Com isso os governadores terão mais folga financeira ao longo do mandato. De acordo com cálculos oficiais, o valor dos créditos anuais chega a R$ 19,5 bilhões, ou 11,1% da arrecadação anual do ICMS. À primeira vista, parece um exagero. Mas é preciso observar que esse dinheiro, que vem entrando com regularidade nos cofres estaduais, é indevido e torna o Brasil um raro caso no mundo de exportador de impostos - os principais concorrentes do País no mercado internacional não tributam as exportações -, o que reduz a competitividade de nosso produto.
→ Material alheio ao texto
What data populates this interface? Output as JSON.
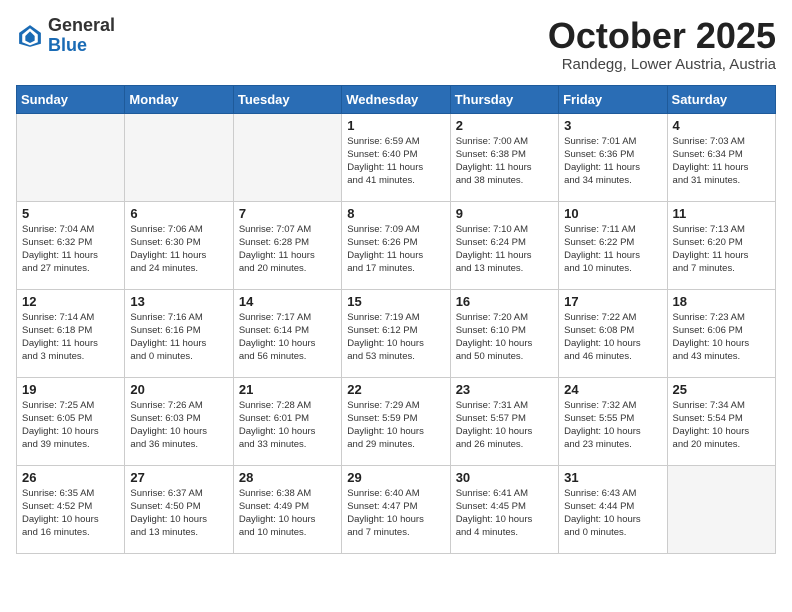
{
  "header": {
    "logo_general": "General",
    "logo_blue": "Blue",
    "month_title": "October 2025",
    "location": "Randegg, Lower Austria, Austria"
  },
  "days_of_week": [
    "Sunday",
    "Monday",
    "Tuesday",
    "Wednesday",
    "Thursday",
    "Friday",
    "Saturday"
  ],
  "weeks": [
    [
      {
        "day": "",
        "info": ""
      },
      {
        "day": "",
        "info": ""
      },
      {
        "day": "",
        "info": ""
      },
      {
        "day": "1",
        "info": "Sunrise: 6:59 AM\nSunset: 6:40 PM\nDaylight: 11 hours\nand 41 minutes."
      },
      {
        "day": "2",
        "info": "Sunrise: 7:00 AM\nSunset: 6:38 PM\nDaylight: 11 hours\nand 38 minutes."
      },
      {
        "day": "3",
        "info": "Sunrise: 7:01 AM\nSunset: 6:36 PM\nDaylight: 11 hours\nand 34 minutes."
      },
      {
        "day": "4",
        "info": "Sunrise: 7:03 AM\nSunset: 6:34 PM\nDaylight: 11 hours\nand 31 minutes."
      }
    ],
    [
      {
        "day": "5",
        "info": "Sunrise: 7:04 AM\nSunset: 6:32 PM\nDaylight: 11 hours\nand 27 minutes."
      },
      {
        "day": "6",
        "info": "Sunrise: 7:06 AM\nSunset: 6:30 PM\nDaylight: 11 hours\nand 24 minutes."
      },
      {
        "day": "7",
        "info": "Sunrise: 7:07 AM\nSunset: 6:28 PM\nDaylight: 11 hours\nand 20 minutes."
      },
      {
        "day": "8",
        "info": "Sunrise: 7:09 AM\nSunset: 6:26 PM\nDaylight: 11 hours\nand 17 minutes."
      },
      {
        "day": "9",
        "info": "Sunrise: 7:10 AM\nSunset: 6:24 PM\nDaylight: 11 hours\nand 13 minutes."
      },
      {
        "day": "10",
        "info": "Sunrise: 7:11 AM\nSunset: 6:22 PM\nDaylight: 11 hours\nand 10 minutes."
      },
      {
        "day": "11",
        "info": "Sunrise: 7:13 AM\nSunset: 6:20 PM\nDaylight: 11 hours\nand 7 minutes."
      }
    ],
    [
      {
        "day": "12",
        "info": "Sunrise: 7:14 AM\nSunset: 6:18 PM\nDaylight: 11 hours\nand 3 minutes."
      },
      {
        "day": "13",
        "info": "Sunrise: 7:16 AM\nSunset: 6:16 PM\nDaylight: 11 hours\nand 0 minutes."
      },
      {
        "day": "14",
        "info": "Sunrise: 7:17 AM\nSunset: 6:14 PM\nDaylight: 10 hours\nand 56 minutes."
      },
      {
        "day": "15",
        "info": "Sunrise: 7:19 AM\nSunset: 6:12 PM\nDaylight: 10 hours\nand 53 minutes."
      },
      {
        "day": "16",
        "info": "Sunrise: 7:20 AM\nSunset: 6:10 PM\nDaylight: 10 hours\nand 50 minutes."
      },
      {
        "day": "17",
        "info": "Sunrise: 7:22 AM\nSunset: 6:08 PM\nDaylight: 10 hours\nand 46 minutes."
      },
      {
        "day": "18",
        "info": "Sunrise: 7:23 AM\nSunset: 6:06 PM\nDaylight: 10 hours\nand 43 minutes."
      }
    ],
    [
      {
        "day": "19",
        "info": "Sunrise: 7:25 AM\nSunset: 6:05 PM\nDaylight: 10 hours\nand 39 minutes."
      },
      {
        "day": "20",
        "info": "Sunrise: 7:26 AM\nSunset: 6:03 PM\nDaylight: 10 hours\nand 36 minutes."
      },
      {
        "day": "21",
        "info": "Sunrise: 7:28 AM\nSunset: 6:01 PM\nDaylight: 10 hours\nand 33 minutes."
      },
      {
        "day": "22",
        "info": "Sunrise: 7:29 AM\nSunset: 5:59 PM\nDaylight: 10 hours\nand 29 minutes."
      },
      {
        "day": "23",
        "info": "Sunrise: 7:31 AM\nSunset: 5:57 PM\nDaylight: 10 hours\nand 26 minutes."
      },
      {
        "day": "24",
        "info": "Sunrise: 7:32 AM\nSunset: 5:55 PM\nDaylight: 10 hours\nand 23 minutes."
      },
      {
        "day": "25",
        "info": "Sunrise: 7:34 AM\nSunset: 5:54 PM\nDaylight: 10 hours\nand 20 minutes."
      }
    ],
    [
      {
        "day": "26",
        "info": "Sunrise: 6:35 AM\nSunset: 4:52 PM\nDaylight: 10 hours\nand 16 minutes."
      },
      {
        "day": "27",
        "info": "Sunrise: 6:37 AM\nSunset: 4:50 PM\nDaylight: 10 hours\nand 13 minutes."
      },
      {
        "day": "28",
        "info": "Sunrise: 6:38 AM\nSunset: 4:49 PM\nDaylight: 10 hours\nand 10 minutes."
      },
      {
        "day": "29",
        "info": "Sunrise: 6:40 AM\nSunset: 4:47 PM\nDaylight: 10 hours\nand 7 minutes."
      },
      {
        "day": "30",
        "info": "Sunrise: 6:41 AM\nSunset: 4:45 PM\nDaylight: 10 hours\nand 4 minutes."
      },
      {
        "day": "31",
        "info": "Sunrise: 6:43 AM\nSunset: 4:44 PM\nDaylight: 10 hours\nand 0 minutes."
      },
      {
        "day": "",
        "info": ""
      }
    ]
  ]
}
Além disso, os governos estaduais tiveram tempo suficiente para organizar suas finanças sem computar essa receita, mas não o fizeram, pois sabiam que uma decisão política - como a que tomou a Câmara e deverá tomar o Senado, com a concordância do Executivo federal - os socorreria.
Chega a ser curioso que esse comportamento dos governos estaduais - revelador, ao mesmo tempo, de seu desinteresse em melhorar o desempenho da economia e de sua preocupação única com a arrecadação tributária, para poder gastar mais - tenha sido utilizado pelo relator do projeto na Comissão de Finanças e Tributação, deputado Virgílio Guimarães (PT-MG), para justificar sua aprovação. A prorrogação do prazo para o início da devolução do ICMS pago a mais, disse ele, é necessária porque os Estados não se prepararam para honrar os créditos previstos. É um argumento que estimula os Estados a não se preparar para pagar o que devem.
Reconheça-se que, num ponto, a decisão da Câmara beneficia a população. O projeto inicial, que começou a tramitar no Senado em 2002, previa a cobrança do ICMS em todas as etapas de produção de energia elétrica, o que tornaria mais cara a conta de luz para todos os consumidores.
A versão aprovada pela Câmara resume-se a substituir, na Lei Kandir, o ano a partir do qual os governos estaduais deverão devolver o imposto que estão cobrando a mais desde 1996.